A New Project
With the start of a new assignment cycle, the time has come to start an open source project. For the 0.3 release of my open source development course, my classmates began brainstorming new ideas for internal projects that we could envision making for the remainder of the course. A friend of mine had several ideas, but one appealed the most to me: An application that used a device’s network card to send data directly to another network card, cutting out the middle-man (without internet, or even LAN). After telling him how much I liked the idea we pitched it to the class.
This DarkChatter was born. In my eyes, the details are still a bit up in the air, however. Would this be a full blown chat application, or just message-in-a-bottle deal? Would it fully anonymous, or somewhat anonymous with persisting identities? Would it be a mobile application, or would the permission issues or required rooting make PC the preferred platform? (edit: it seems that this may be easier for an iPhone but I’m an android user).
I’m still not sure yet where it will go. But in all of this I know where my preference lies. I think I want to be closer to the lower levels on this. What is going on with the hardware, the packets, and what difficulties are there in doing this? Why is this not already a more popular thing? Whether it is a chat app or not is not the biggest factor for me. However, first we need to get this off the ground, and get people on board.
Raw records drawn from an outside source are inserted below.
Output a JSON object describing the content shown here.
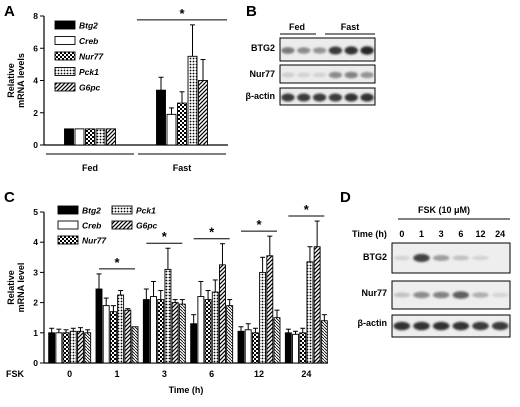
{
  "panels": {
    "A": {
      "letter": "A"
    },
    "B": {
      "letter": "B",
      "cols": [
        "Fed",
        "Fast"
      ],
      "rows": [
        "BTG2",
        "Nur77",
        "β-actin"
      ]
    },
    "C": {
      "letter": "C",
      "fsk_label": "FSK"
    },
    "D": {
      "letter": "D",
      "treatment": "FSK (10 μM)",
      "time_label": "Time (h)",
      "times": [
        "0",
        "1",
        "3",
        "6",
        "12",
        "24"
      ],
      "rows": [
        "BTG2",
        "Nur77",
        "β-actin"
      ],
      "nur77_levels": [
        0.15,
        0.45,
        0.5,
        0.7,
        0.25,
        0.05
      ],
      "btg2_levels": [
        0.05,
        0.85,
        0.35,
        0.15,
        0.05,
        0.02
      ]
    }
  },
  "chart_data": [
    {
      "type": "bar",
      "panel": "A",
      "categories": [
        "Fed",
        "Fast"
      ],
      "series": [
        {
          "name": "Btg2",
          "values": [
            1,
            3.4
          ],
          "errors": [
            0,
            0.8
          ],
          "pattern": "solid"
        },
        {
          "name": "Creb",
          "values": [
            1,
            1.9
          ],
          "errors": [
            0,
            0.4
          ],
          "pattern": "white"
        },
        {
          "name": "Nur77",
          "values": [
            1,
            2.6
          ],
          "errors": [
            0,
            0.7
          ],
          "pattern": "check"
        },
        {
          "name": "Pck1",
          "values": [
            1,
            5.5
          ],
          "errors": [
            0,
            1.95
          ],
          "pattern": "dots"
        },
        {
          "name": "G6pc",
          "values": [
            1,
            4.0
          ],
          "errors": [
            0,
            1.3
          ],
          "pattern": "diag"
        }
      ],
      "ylabel": "Relative\nmRNA levels",
      "ylim": [
        0,
        8
      ],
      "yticks": [
        0,
        2,
        4,
        6,
        8
      ],
      "significance": [
        {
          "group": "Fast",
          "label": "*"
        }
      ],
      "legend_position": "top-left"
    },
    {
      "type": "bar",
      "panel": "C",
      "categories": [
        "0",
        "1",
        "3",
        "6",
        "12",
        "24"
      ],
      "series": [
        {
          "name": "Btg2",
          "values": [
            1.0,
            2.45,
            2.1,
            1.3,
            1.05,
            1.0
          ],
          "errors": [
            0.15,
            0.5,
            0.35,
            0.3,
            0.15,
            0.12
          ],
          "pattern": "solid"
        },
        {
          "name": "Creb",
          "values": [
            1.0,
            1.9,
            2.2,
            2.2,
            1.1,
            0.95
          ],
          "errors": [
            0.12,
            0.25,
            0.5,
            0.5,
            0.2,
            0.1
          ],
          "pattern": "white"
        },
        {
          "name": "Nur77",
          "values": [
            1.0,
            1.7,
            2.1,
            2.1,
            1.0,
            1.0
          ],
          "errors": [
            0.1,
            0.2,
            0.3,
            0.3,
            0.15,
            0.15
          ],
          "pattern": "check"
        },
        {
          "name": "Pck1",
          "values": [
            1.05,
            2.25,
            3.1,
            2.35,
            3.0,
            3.35
          ],
          "errors": [
            0.1,
            0.15,
            0.7,
            0.4,
            0.5,
            0.5
          ],
          "pattern": "dots"
        },
        {
          "name": "G6pc",
          "values": [
            1.05,
            1.75,
            2.0,
            3.25,
            3.55,
            3.85
          ],
          "errors": [
            0.12,
            0.05,
            0.1,
            0.7,
            0.65,
            0.85
          ],
          "pattern": "diag"
        },
        {
          "name": "",
          "values": [
            1.0,
            1.2,
            1.95,
            1.9,
            1.5,
            1.4
          ],
          "errors": [
            0.1,
            0.0,
            0.15,
            0.2,
            0.25,
            0.2
          ],
          "pattern": "hatch"
        }
      ],
      "legend": [
        "Btg2",
        "Creb",
        "Nur77",
        "Pck1",
        "G6pc"
      ],
      "xlabel": "Time (h)",
      "ylabel": "Relative\nmRNA level",
      "ylim": [
        0,
        5
      ],
      "yticks": [
        0,
        1,
        2,
        3,
        4,
        5
      ],
      "significance": [
        {
          "group": "1",
          "label": "*"
        },
        {
          "group": "3",
          "label": "*"
        },
        {
          "group": "6",
          "label": "*"
        },
        {
          "group": "12",
          "label": "*"
        },
        {
          "group": "24",
          "label": "*"
        }
      ],
      "legend_position": "top-left"
    }
  ]
}
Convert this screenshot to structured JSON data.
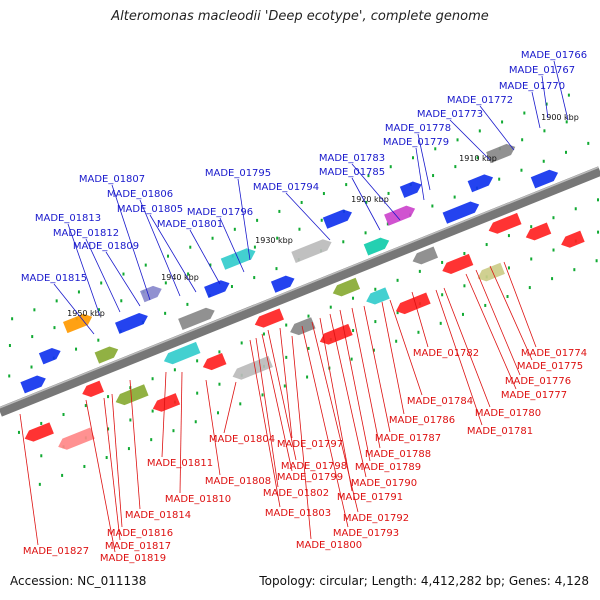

For that reason I consider this a research week. Some of the choices that need to be made must be done by someone who is informed on the topic. As I am not an expert at networking or app development, I want to prime myself on the relevant topics.
Research Begins
The project’s original mastermind pointed me to Scapy first. Scapy is a tool that allows you to craft packets in any way you want, even if it doesn’t seem to make sense. This does seem useful, since we are likely to be doing some non-standard networking wizardry, and this will allow us to customize things to our needs. Though it is based in python, which makes me wonder how to get it running in the context of a larger codebase in another language.
After reading a bit about Ad-hoc Networks and going down the rabbit hole to read about Mesh Networking, I realized that there could have many nodes communicating at once. However, I am probably still against group chatting in the interest of time and reliability. It also got me wondering as to the distance limits and how chaining would work. Could this be extremely useful in areas of high population density? Or would other people be slowing down my device by using me to pass data as a middleman? But, back on topic…
After looking up a list of similar applications, I found that Bridgefy offers an SDK for communicating without Internet for up to 100 ft. It doesn’t however say that it is free, so I am afraid that it is likely not. The silver lining is that if they are able to deliver these services without jail-breaking anything, perhaps we can too. But the lack of existing open source projects in this realm is going to hurt, and require me to do much more research with less hand-holding. Hopefully I won’t be in over my head.